The number of marriages in Japan fell sharply in the context of the coronavirus pandemic in 2020, the Ministry of Health announced. This adds to the low birth rate in this rich country and to the problems associated with an aging population, Reuters reported.
Last year, 537,583 marriages took place in Japan, down 12.7 percent from the previous year.
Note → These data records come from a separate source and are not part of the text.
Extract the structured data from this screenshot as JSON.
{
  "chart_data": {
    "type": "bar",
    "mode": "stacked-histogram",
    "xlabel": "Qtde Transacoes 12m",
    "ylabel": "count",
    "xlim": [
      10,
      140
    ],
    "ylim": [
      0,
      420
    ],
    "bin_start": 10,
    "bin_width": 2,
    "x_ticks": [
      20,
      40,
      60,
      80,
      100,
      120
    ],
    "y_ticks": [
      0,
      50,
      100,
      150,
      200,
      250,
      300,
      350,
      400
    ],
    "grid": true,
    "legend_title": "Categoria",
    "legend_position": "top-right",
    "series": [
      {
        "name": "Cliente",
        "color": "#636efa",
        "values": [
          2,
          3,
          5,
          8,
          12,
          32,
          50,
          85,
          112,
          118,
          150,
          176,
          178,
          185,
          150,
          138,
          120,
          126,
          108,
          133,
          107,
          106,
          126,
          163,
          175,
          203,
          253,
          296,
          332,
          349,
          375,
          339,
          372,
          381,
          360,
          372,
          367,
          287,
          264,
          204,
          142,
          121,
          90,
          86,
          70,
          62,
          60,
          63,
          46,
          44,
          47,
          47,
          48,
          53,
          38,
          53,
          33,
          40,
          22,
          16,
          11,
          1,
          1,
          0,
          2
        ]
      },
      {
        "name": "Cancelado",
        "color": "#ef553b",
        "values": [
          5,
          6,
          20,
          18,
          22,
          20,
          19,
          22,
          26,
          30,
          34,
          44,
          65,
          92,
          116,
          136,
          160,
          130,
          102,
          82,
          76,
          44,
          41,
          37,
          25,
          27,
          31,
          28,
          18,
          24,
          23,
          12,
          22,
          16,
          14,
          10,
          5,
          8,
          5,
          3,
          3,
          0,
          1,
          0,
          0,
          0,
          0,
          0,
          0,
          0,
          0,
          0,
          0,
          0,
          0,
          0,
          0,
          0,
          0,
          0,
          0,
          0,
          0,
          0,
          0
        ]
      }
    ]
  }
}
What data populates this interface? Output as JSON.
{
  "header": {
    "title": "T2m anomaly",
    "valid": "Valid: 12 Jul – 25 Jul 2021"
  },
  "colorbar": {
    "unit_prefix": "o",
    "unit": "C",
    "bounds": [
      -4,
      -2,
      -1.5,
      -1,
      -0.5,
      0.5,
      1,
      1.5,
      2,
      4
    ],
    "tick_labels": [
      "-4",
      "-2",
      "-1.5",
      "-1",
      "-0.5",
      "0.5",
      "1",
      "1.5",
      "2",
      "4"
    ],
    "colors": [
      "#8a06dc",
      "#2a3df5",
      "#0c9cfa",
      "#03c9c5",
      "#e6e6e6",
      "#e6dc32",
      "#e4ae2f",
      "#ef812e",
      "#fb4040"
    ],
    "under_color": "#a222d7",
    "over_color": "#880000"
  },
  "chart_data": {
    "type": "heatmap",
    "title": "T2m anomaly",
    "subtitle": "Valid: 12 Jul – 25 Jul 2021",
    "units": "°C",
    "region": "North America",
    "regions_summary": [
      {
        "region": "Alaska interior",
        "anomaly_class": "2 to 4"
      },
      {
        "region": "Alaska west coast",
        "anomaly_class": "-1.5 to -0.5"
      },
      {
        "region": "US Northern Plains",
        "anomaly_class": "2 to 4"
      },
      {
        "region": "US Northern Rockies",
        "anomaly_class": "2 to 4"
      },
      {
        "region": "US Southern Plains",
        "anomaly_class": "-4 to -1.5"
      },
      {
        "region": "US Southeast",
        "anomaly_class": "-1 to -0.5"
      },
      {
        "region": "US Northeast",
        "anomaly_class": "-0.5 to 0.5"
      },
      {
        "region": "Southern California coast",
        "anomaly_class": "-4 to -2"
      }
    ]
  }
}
This is the largest percentage reduction since 1950, when the decline was 15.1 percent and the post-World War II marriage boom began to subside.
In contrast to some Western countries, in Japan only a few out of every 100 babies are born in a single marriage, suggesting a stronger relationship between marriage and the number of newborns.
Some couples are postponing their weddings to wait for large gatherings to be allowed again, while others affected by the economic pandemic difficulties have probably given up on marriage forever, said Takumi Fujinami of Japan’s Research institute.
There is a high probability that the decline in marriages in 2020 will also reduce the number of newborns for a certain period from this year onwards, Fujinami said.
The annual number of newborns in Japan fell by almost half in the 1940s until 2019, prompting former Prime Minister Shinzo Abe to call the phenomenon a “national crisis.” The decline in the birth rate and longevity of the elderly has made the country the most compelling in the world, with 35.9 million people – 28 percent of the population – over the age of 65.
In recent weeks, the incidence of KOVID-19 has been declining on a daily basis, following a peak in early January. But Tokyo and nine other prefectures are still in a state of emergency.
Japan has reported about 426,000 cases of infection and 7,549 deaths, according to NHK public television.